Dr. Glass: Immigrants to the United States may have specific stressors that can complicate their access to mental health treatment. Do you have any suggestions for improving access to care in this population group?

Dr. Johnson: Immigrants, like other marginalized groups, are often left unable to access general health care and definitely challenged to access mental health care. This is especially true for undocumented, uninsured, or underemployed immigrants.

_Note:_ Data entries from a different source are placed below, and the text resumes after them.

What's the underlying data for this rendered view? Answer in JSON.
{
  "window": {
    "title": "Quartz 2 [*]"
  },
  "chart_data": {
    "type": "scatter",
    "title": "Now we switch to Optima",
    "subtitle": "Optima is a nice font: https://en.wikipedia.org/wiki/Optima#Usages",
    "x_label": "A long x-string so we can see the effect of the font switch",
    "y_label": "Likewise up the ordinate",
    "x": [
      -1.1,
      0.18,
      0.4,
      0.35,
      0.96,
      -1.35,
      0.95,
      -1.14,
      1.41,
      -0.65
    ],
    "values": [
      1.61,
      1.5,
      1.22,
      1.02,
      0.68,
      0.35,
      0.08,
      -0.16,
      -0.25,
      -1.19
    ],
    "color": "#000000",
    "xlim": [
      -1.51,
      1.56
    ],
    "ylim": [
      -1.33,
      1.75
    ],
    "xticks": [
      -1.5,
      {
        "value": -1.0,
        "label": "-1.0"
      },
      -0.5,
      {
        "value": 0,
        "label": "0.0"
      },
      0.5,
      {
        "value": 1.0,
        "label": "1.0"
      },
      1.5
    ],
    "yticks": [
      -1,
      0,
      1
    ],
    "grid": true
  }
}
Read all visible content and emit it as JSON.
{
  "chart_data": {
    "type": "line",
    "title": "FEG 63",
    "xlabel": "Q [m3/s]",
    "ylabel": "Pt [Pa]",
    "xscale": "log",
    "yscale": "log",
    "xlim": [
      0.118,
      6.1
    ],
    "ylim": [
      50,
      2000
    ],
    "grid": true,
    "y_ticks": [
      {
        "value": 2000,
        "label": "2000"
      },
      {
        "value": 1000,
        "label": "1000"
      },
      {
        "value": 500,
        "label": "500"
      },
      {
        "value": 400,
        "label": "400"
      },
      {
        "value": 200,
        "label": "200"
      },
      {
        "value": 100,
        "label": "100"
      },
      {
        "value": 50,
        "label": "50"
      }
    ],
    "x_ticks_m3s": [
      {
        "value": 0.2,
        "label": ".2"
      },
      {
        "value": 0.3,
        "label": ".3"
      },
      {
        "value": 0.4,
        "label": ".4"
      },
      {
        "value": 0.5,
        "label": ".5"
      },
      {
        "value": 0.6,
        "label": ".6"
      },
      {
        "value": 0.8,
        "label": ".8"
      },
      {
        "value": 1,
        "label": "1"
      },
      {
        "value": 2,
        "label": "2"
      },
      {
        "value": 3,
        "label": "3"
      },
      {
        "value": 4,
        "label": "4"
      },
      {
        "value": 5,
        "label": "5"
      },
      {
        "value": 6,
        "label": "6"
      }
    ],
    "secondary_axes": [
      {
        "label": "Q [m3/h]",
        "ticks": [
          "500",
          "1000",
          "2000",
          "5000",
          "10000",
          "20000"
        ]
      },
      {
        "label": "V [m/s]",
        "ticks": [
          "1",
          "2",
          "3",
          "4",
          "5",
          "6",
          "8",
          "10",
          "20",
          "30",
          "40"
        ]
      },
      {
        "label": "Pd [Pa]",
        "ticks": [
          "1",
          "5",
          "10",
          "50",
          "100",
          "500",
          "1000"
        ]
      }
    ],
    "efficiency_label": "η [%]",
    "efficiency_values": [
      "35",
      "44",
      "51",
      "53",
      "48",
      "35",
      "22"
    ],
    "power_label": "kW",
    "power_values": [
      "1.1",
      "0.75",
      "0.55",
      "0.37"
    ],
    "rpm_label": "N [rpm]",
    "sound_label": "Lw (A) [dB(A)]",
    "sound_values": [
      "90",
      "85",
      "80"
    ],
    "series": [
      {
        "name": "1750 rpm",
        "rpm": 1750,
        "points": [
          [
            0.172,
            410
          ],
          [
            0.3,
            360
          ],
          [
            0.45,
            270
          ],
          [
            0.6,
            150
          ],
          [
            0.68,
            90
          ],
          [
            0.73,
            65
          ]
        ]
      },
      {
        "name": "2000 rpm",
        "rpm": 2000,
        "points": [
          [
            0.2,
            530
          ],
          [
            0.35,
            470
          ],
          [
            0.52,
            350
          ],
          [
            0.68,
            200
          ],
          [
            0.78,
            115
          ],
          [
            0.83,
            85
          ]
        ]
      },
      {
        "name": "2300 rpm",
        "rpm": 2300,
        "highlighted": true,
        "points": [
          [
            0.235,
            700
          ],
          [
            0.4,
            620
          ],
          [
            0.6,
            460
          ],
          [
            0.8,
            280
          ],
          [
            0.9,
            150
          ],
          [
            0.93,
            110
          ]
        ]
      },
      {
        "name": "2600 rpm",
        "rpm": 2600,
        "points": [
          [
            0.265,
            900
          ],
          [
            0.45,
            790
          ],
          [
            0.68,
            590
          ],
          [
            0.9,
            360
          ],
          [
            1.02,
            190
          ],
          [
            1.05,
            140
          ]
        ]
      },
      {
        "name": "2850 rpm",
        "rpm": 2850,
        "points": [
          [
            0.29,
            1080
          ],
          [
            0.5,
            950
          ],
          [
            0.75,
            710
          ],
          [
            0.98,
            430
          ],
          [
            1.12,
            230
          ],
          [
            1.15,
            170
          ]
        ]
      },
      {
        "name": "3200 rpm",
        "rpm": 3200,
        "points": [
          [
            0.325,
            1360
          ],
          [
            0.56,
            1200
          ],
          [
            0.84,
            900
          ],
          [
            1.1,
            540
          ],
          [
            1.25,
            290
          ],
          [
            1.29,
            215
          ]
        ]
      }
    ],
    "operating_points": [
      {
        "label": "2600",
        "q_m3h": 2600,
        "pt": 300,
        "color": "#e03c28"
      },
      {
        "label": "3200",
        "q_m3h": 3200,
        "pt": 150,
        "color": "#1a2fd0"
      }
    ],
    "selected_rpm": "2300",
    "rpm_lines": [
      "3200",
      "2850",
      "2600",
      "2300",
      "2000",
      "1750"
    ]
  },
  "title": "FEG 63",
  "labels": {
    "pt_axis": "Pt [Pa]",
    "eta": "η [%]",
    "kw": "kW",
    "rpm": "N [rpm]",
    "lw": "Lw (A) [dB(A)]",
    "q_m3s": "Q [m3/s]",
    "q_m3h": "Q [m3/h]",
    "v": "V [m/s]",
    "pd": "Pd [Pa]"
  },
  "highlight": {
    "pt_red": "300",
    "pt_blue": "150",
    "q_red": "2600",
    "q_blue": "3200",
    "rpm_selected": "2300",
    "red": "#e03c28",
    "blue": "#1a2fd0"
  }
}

Many immigrants face the same issues as other patients struggling in poverty, but the situation can be complicated due to cultural, language, stigma, and legal barriers. This really is a larger health care system issue, but the suggestion I do offer is to have academic and community training sites to partner with immigrant communities' social and faith-based supporting structures in order to better meet the health care, including mental health care, needs of immigrants. We also need to increase language capacity of our mental health work force and take advantage of technology, such as telepsychiatry. I believe the health care setting should be one of the many places of refuge and safety for our immigrant communities.